Artists are makers of things. Yet it is a measure of the disembodied manner in which we generally think about artists that we rarely consider the everyday items they own. Katie Scott and Hannah William's innovative book, Artists' Things: Rediscovering Lost Property from Eighteenth-Century France, looks at objects that once belonged to artists, to reveal not only the fabric of the 18th-century art world in France but also unfamiliar—and sometimes unexpected—insights into the individuals who populated it.
In this virtual book launch, the authors presented object case studies that allow them to engage with fundamental historical debates about production, consumption, and sociability through the lens of material goods owned by artists.
They are joined by curators David Pullins and Marie-Laure Buku Pongo as well as the Getty Research Institute's Nancy Um for a conversation about their methodological approach to material histories; the collection, display, and provenance of artists' objects in museums; and the book's digital open-access publication platform.
Katie Scott is professor emeritus at the Courtauld Institute of Art, London. Her current interests focus on questions of ornament, technology, and the city in the field of early modern French art and architecture.

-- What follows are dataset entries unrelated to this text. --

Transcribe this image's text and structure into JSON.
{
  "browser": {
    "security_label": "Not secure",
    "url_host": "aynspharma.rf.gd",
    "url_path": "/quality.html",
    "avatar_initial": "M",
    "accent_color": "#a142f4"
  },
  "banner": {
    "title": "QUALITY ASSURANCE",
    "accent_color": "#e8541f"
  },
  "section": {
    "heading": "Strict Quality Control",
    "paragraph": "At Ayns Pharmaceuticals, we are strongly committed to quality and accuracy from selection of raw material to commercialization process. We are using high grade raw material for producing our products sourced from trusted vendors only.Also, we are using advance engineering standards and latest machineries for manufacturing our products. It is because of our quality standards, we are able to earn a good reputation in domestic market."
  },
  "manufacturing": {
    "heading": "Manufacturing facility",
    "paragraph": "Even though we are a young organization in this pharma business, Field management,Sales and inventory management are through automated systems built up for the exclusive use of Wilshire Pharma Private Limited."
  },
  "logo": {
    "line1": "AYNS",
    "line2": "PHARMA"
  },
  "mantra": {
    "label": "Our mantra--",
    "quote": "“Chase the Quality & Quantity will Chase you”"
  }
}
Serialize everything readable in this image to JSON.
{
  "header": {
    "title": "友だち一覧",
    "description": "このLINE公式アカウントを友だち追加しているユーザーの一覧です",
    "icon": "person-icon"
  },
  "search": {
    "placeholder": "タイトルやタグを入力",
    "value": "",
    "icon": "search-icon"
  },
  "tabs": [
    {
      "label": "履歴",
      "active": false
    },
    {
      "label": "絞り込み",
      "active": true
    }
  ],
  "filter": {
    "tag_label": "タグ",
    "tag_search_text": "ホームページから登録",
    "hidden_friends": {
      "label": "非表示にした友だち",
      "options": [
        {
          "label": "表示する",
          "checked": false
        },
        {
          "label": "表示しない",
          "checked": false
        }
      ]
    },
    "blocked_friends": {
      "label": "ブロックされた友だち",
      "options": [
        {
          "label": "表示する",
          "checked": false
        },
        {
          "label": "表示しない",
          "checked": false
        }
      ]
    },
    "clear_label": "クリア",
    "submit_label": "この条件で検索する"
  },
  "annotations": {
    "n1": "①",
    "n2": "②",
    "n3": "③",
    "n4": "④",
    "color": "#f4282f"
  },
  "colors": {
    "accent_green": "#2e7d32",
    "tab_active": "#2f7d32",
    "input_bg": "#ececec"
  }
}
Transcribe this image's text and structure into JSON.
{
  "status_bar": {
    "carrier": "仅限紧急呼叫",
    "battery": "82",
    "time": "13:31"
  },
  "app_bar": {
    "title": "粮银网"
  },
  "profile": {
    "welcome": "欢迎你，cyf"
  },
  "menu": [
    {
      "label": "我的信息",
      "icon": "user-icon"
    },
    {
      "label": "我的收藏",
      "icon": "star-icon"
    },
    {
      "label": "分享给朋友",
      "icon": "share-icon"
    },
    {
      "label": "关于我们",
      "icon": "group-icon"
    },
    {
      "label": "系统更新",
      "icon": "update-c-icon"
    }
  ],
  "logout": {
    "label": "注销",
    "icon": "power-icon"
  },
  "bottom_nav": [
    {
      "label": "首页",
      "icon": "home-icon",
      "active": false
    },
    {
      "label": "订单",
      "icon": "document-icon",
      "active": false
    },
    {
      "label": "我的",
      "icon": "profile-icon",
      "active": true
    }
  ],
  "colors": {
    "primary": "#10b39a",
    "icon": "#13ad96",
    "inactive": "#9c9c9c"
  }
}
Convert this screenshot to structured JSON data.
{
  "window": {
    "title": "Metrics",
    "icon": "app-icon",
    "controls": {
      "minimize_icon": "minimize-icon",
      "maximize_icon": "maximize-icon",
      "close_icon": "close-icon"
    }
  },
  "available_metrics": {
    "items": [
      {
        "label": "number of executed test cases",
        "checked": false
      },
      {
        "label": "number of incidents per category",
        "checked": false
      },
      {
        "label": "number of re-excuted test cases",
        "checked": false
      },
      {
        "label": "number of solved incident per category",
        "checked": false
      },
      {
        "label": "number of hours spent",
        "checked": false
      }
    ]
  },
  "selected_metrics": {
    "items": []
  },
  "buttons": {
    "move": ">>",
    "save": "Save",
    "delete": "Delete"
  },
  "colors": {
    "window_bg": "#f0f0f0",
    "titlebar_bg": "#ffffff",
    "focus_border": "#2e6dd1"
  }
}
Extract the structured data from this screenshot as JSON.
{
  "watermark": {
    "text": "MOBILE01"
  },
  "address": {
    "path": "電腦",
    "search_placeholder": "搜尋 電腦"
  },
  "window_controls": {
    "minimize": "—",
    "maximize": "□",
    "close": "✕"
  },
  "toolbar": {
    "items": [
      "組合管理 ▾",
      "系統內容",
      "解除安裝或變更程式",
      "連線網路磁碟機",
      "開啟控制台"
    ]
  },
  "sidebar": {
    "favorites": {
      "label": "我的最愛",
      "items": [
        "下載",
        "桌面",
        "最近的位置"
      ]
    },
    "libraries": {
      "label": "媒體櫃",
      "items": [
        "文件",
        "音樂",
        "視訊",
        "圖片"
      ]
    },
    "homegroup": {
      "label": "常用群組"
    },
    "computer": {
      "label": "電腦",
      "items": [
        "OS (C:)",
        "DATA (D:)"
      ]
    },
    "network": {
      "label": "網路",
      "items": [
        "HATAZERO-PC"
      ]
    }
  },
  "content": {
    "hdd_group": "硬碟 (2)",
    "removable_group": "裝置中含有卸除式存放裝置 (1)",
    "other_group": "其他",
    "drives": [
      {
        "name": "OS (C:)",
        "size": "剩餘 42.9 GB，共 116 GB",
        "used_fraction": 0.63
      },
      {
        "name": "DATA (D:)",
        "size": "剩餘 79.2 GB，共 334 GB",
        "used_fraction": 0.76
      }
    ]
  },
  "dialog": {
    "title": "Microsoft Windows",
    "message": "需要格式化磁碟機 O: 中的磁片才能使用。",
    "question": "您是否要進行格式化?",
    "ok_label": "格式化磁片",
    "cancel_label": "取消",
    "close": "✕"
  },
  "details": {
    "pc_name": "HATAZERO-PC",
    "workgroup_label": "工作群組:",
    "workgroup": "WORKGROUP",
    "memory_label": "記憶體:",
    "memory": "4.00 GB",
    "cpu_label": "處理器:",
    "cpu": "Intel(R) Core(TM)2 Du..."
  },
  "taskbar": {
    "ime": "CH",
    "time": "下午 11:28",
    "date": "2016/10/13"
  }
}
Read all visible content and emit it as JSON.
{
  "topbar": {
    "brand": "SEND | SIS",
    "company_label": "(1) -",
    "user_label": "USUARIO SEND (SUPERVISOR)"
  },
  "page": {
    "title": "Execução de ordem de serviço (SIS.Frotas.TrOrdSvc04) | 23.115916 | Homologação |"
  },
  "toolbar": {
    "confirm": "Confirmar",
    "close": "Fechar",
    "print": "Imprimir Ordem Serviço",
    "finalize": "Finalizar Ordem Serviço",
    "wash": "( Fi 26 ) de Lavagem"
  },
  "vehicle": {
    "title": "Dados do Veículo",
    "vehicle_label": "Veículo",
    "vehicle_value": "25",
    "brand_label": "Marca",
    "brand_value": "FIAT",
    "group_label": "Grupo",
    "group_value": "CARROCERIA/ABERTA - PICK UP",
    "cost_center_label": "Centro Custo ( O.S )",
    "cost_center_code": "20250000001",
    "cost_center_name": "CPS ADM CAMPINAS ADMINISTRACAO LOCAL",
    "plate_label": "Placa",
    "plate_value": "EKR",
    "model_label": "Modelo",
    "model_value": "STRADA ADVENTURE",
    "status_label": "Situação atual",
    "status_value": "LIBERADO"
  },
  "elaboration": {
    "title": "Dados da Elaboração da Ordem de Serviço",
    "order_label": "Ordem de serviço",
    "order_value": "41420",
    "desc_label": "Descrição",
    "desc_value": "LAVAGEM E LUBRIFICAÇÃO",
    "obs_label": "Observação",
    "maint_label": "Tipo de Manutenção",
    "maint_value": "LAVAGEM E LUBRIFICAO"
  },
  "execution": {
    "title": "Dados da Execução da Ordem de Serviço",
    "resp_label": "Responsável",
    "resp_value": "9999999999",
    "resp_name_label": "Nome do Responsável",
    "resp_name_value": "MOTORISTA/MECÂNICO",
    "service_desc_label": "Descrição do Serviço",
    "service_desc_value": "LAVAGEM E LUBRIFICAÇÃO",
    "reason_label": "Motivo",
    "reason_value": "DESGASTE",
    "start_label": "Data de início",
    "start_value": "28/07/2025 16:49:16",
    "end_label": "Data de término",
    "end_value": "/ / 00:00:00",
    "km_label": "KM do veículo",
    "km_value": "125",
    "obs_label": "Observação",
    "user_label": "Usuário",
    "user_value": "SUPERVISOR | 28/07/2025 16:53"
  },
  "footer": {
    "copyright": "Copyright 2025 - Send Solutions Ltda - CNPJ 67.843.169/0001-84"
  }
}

Hannah Williams is senior lecturer in the School of History at Queen Mary University of London. She is an art historian specializing in French art, material culture, and artistic communities in the long 18th century.
David Pullins is associate curator at the Metropolitan Museum of Art, where he is responsible for 17th- and 18th-century French, Italian, and Spanish painting. The Getty Research Institute will publish his book, The Mobile Image from Watteau to Boucher, in summer 2024.
Marie-Laure Buku Pongo is assistant curator of decorative arts at the Frick Collection, where she oversees the institution's collection of furniture, ceramics, textiles, enamels, clocks, and other objects. She previously held positions at the Palace of Versailles, Mobilier National, Élysée Palace, and the French government.
Nancy Um is associate director for Research and Knowledge Creation at the Getty Research Institute. She has published studies about trade, art, diplomacy, and gift exchange around the early modern Indian Ocean rim.